Wir spazieren den Kai entlang und steuern auf ein riesiges, rotes Torii zu. Es steht mitten im Wasser, leuchtet orangerot und hat viel Aufmerksamkeit. Jeder Besucher bleibt hier stehen, fotografiert und lässt sich fotografieren. Wir auch. Wow, das ist ein Anblick. Das blaue Wasser, das orangerote Torii, die malerischen Berge, Wälder und Städte in Hintergrund. Das ist schön! Es soll einer der schönsten Anblicke Japans sein. Wir fotografieren das Torii, uns gegenseitig und schnell hilft ein japanisches Pärchen und macht ein Foto von uns beiden.

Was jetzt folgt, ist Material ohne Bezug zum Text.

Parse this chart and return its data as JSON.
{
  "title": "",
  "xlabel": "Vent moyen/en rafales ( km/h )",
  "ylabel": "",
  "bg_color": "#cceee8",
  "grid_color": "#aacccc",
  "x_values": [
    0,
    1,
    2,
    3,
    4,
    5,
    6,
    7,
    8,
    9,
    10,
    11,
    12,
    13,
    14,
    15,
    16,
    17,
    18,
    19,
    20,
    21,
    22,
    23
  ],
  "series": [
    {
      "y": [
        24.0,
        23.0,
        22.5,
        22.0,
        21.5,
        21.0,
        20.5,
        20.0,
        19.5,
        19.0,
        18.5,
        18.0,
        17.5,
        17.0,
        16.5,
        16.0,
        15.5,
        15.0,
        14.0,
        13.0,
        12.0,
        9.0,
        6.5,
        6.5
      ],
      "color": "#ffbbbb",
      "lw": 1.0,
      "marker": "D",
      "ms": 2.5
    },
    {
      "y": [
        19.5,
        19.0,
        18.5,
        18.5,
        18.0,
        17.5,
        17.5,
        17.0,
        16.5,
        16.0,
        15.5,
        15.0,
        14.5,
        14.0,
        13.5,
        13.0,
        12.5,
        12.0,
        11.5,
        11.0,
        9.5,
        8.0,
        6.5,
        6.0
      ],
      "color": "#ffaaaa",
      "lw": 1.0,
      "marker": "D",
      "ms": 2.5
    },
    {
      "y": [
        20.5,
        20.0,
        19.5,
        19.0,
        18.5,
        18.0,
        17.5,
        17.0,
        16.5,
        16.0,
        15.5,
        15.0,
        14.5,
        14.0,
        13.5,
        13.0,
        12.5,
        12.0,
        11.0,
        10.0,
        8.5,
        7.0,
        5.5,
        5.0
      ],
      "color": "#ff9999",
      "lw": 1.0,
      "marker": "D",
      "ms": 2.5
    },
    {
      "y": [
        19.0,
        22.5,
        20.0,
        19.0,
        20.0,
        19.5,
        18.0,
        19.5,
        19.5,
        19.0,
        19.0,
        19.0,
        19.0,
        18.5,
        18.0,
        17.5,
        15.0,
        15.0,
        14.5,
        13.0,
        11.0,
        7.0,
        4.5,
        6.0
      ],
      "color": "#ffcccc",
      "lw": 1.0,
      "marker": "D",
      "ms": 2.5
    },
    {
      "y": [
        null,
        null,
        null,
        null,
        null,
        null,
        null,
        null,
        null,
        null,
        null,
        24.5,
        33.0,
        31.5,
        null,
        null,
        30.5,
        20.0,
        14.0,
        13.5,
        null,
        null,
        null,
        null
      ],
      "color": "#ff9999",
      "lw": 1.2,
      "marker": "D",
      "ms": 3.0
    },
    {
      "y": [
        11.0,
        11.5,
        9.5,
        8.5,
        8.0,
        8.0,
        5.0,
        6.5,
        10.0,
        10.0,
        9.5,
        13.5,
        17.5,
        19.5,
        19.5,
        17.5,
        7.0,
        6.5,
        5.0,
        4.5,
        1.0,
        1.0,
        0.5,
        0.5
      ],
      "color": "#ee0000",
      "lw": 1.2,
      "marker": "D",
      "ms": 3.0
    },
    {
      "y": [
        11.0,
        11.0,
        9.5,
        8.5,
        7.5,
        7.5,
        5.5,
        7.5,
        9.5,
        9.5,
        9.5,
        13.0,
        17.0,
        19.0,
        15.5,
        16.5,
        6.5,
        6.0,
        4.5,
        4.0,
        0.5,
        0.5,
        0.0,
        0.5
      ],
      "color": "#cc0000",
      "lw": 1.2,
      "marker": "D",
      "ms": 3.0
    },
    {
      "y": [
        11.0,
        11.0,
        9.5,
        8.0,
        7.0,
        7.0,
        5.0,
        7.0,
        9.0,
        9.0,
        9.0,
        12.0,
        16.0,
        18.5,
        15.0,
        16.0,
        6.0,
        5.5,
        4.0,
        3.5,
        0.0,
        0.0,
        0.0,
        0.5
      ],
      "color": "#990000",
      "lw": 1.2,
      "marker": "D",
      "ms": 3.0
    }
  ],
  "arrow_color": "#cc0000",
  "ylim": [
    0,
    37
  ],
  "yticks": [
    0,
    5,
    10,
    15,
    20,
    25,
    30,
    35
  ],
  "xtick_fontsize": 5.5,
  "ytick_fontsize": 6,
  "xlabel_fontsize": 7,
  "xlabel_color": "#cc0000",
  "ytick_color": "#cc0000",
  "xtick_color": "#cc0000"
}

An einer Anlegestelle laden zwei Bootsführer einige Personen in ihr wackeliges Boot und staken mit ihnen in Richtung Torii. Bei der Unterquerung des Torii neigen alle Insassen das Haupt. Offensichtlich handelt es sich hier um ein Ritual. Bestimmt soll es Glück bringen, das Torii zu unterqueren, vielleicht gehen dann Wünsche in Erfüllung oder es stellt sich mehr Gesundheit ein. Ich hoffe sehr, dass der Glaube der Menschen die gewünschten Berge versetzen kann. Es kostet übrigens dreitausend japanische Yen, das ganze Glück und die Wünsche und so. Uns genügt das Zusehen.

Vor uns liegt der Itsukushima Schrein, nach ihm ist die Insel benannt. Lange überdachte Gänge über Holzbrücken mit Balustraden führen zum Herzstück des Schreins. Säulen flankieren unseren Weg. Sie befestigen die Holzbrücken einen halben Meter über dem Wasser. Die Säulen und das Deckengerüst sind orangerot wie das Torii auf dem Wasser. Es riecht nach Holz, Räucherwerk und Meerwasser. Der Schatten, den die Überdachung spendet, sorgt für eine Art Besinnlichkeit, Behütetsein. Vor uns und hinter uns hören wir unablässig die Schritte anderer Besucher auf den Holzbohlen. Auf langen Wegen gelangen wir zum Schrein. Schon aus der Entfernung hören wir Musik und sehen bald eine größere Menschenansammlung. Direkt vor dem Herzstück des Schreins hat sich eine Menschentraube gebildet, die ins Innerste blickt.

Wir drücken uns vorsichtig ins Sichtfeld und sehen eine Hochzeit. An zwei weiß gedeckten Tafeln rechts und links des Innenraums sitzen Menschen, vermutlich die Familien des Brautpaares. Priesterinnen gehen hin und her, bringen Gefäße und andere Dinge. Aus dem hinteren Bereich klingt traditionelle Musik. Sie ist für europäische Ohren eher schwer verdaulich, aber hier in dieser Andacht kann sie perfekter nicht sein. Die Braut steht im hinteren Bereich. Ihr ganzer Körper ist von einem traditionellen, weißen Gewand umhüllt. Es handelt sich bestimmt um einen Kimono, der ihr aber keinerlei Bewegungsfreiheit lässt. Sie geht mit vorsichtigen Trippelschritten. Helferinnen bringen sie zur richtigen Stelle und in die richtige Position. Auf dem Kopf trägt sie eine weiße, hohe Haube, mit der sie kaum nach rechts oder links sehen kann. Die Braut macht einen angespannten Eindruck. Die Priesterinnen reichen Tassen an das Brautpaar. Der Bräutigam ist ebenfalls in traditionellem Gewand, aber er hat es etwas leichter, ohne Haube und beengende Kleidung. Die beiden absolvieren einige Rituale mit Essen, Trinken. Die meisten Dinge sind uns unverständlich. Aber sie werden von den Hochzeitsgästen genau beobachtet und alle sind ganz in die Zeremonie versunken.

Wir sehen eine Weile zu, wie alle Besucher des Schreins. Obwohl wir nur Zuschauer sind, verstärken wir durch unsere Anwesenheit den Druck auf das Brautpaar. Aber so ist das, wenn man in einem Schrein heiratet, der seine normalen Öffnungszeiten beibehält. Wir können uns nur schwer von der eindrucksvollen Darbietung lösen, gehen trotzdem irgendwann unter überdachten Gängen und über Holzbrücken Richtung Ausgang. Dort angekommen blinzeln wir eine Weile lang verzaubert in die Sonne. Das war sehr beeindruckend! Und, es gibt noch mehr zu entdecken.